I used cowhorn peppers to create this particular batch of hot sauce, but you could use jalapeños, habanero, or any combination of tasty hot peppers for this. Keep in mind that the hotter the pepper, the hotter the hot sauce, so choose according to your tolerance. While it's plenty spicy, this sauce is all about flavor, not just heat. The smoke and salt add a ton of great flavor to greens, tacos, cornbread, sandwiches, soups, and, well, the list is endless. It basically improves everything except, like, maybe an ice-cream sundae.
This is a great way to preserve the current harvest. The salt, smoke, and vinegar help to keep this fresh for months in the fridge or even longer if you freeze it or properly can it. Hickory Smoked Hot Sauce 8 cups fresh chili peppers (de-stemmed) 1 large head garlic (broken into cloves) 2 tablespoons kosher or pickling salt 1 1/2 cups white vinegar (like Whole Foods 365 brand) 1/4 teaspoon xanthan gum (optional) Smoke chili peppers for 4 minutes using my easy and quick smoking method.
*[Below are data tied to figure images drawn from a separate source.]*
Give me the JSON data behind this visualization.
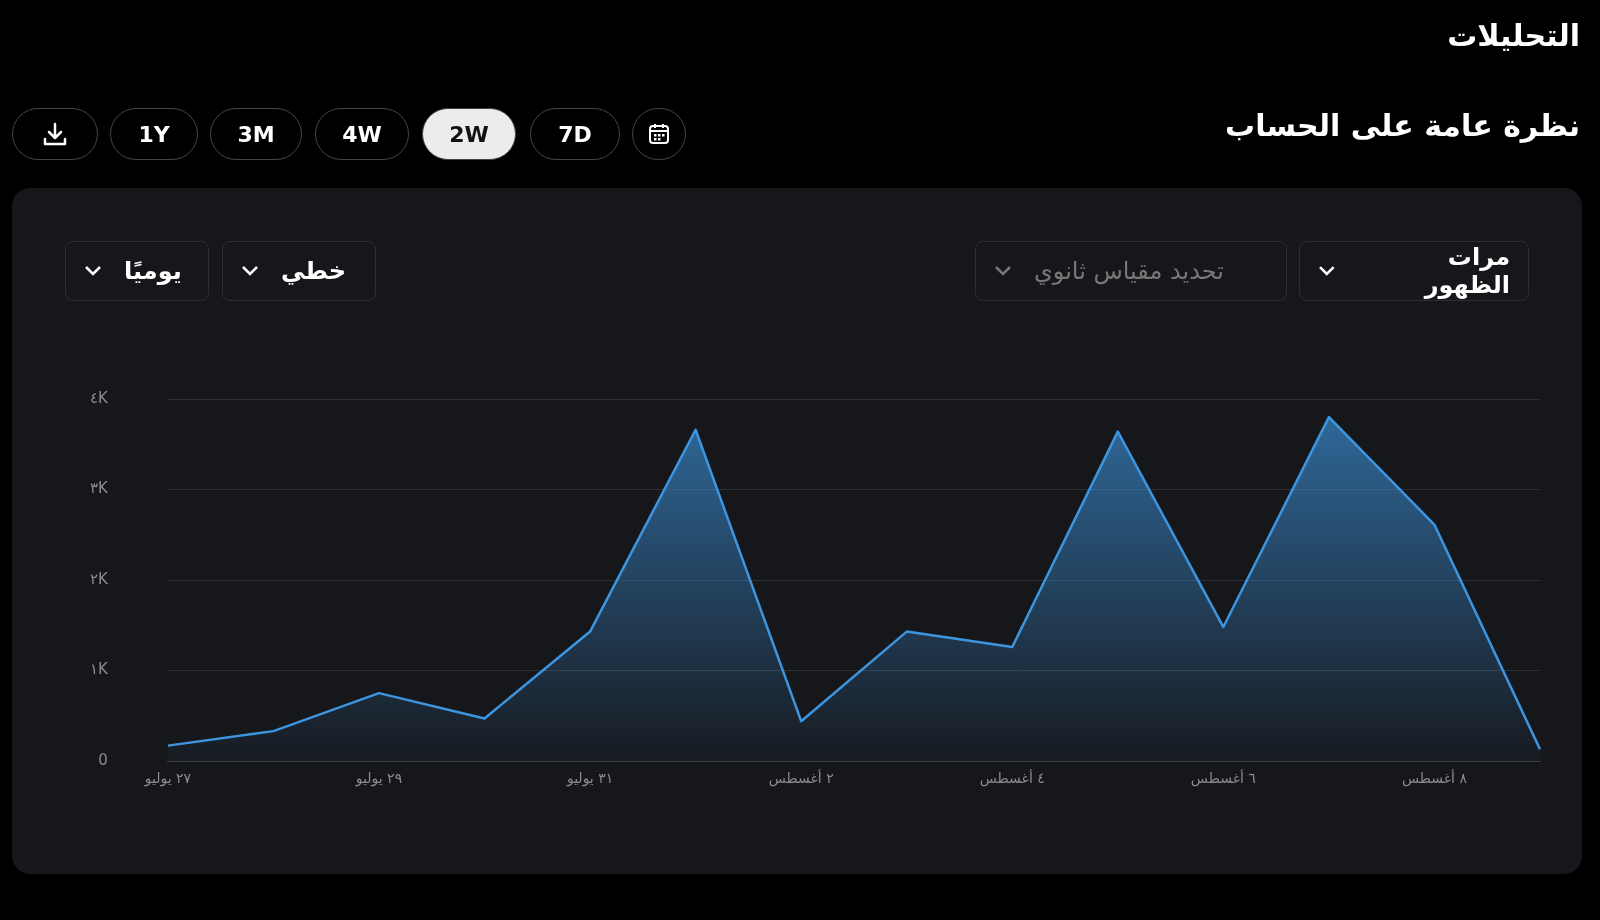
{
  "chart_data": {
    "type": "area",
    "title": "التحليلات",
    "subtitle": "نظرة عامة على الحساب",
    "annotations": [
      "1Y",
      "3M",
      "4W",
      "2W",
      "7D",
      "مرات الظهور",
      "تحديد مقياس ثانوي",
      "خطي",
      "يوميًا"
    ],
    "categories": [
      "٢٧ يوليو",
      null,
      "٢٩ يوليو",
      null,
      "٣١ يوليو",
      null,
      "٢ أغسطس",
      null,
      "٤ أغسطس",
      null,
      "٦ أغسطس",
      null,
      "٨ أغسطس",
      null
    ],
    "series": [
      {
        "color": "#3d95e0",
        "values": [
          170,
          330,
          750,
          470,
          1430,
          3660,
          440,
          1430,
          1260,
          3640,
          1480,
          3800,
          2610,
          130
        ]
      }
    ],
    "ylim": [
      0,
      4000
    ],
    "yticks": [
      {
        "value": 0,
        "label": "0"
      },
      {
        "value": 1000,
        "label": "١K"
      },
      {
        "value": 2000,
        "label": "٢K"
      },
      {
        "value": 3000,
        "label": "٣K"
      },
      {
        "value": 4000,
        "label": "٤K"
      }
    ],
    "grid": "y",
    "legend": false,
    "marker": "none",
    "line_style": "solid"
  }
}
Add 1/4 of the peppers to the work bowl of your food processor. Process until very finely chopped and then place them into a large, non-reactive ceramic or plastic bowl. Repeat with the rest of the peppers and the garlic. Add the salt to the mix, stir with a rubber spatula, and pack the mixture into a 1 quart glass jar. The mixture should just about fill the jar. With the top loosely set, leave the glass jar with the pepper mixture in it out on the counter for 24 hours to ferment. If the jar is particularly full, place a towel underneath it in case it bubbles over.
Place the contents of the jar back into the large, non-reactive bowl, mix in the vinegar, cover, and allow it to sit out on the countertop for an additional 24 hours to develop flavor. After that, use a fine mesh strainer to strain the mixture pressing out all of the liquid until all that's left in the strainer is dry pulp. At this point, place the strained mixture into a blender and add the xanthan gum. Run the blender continuously for 1 minute to make sure the xanthan gum is blended in well; this step will keep your hot sauce from separating in the bottle! (Makes about a quart, depending on how juicy the peppers are that you're using.)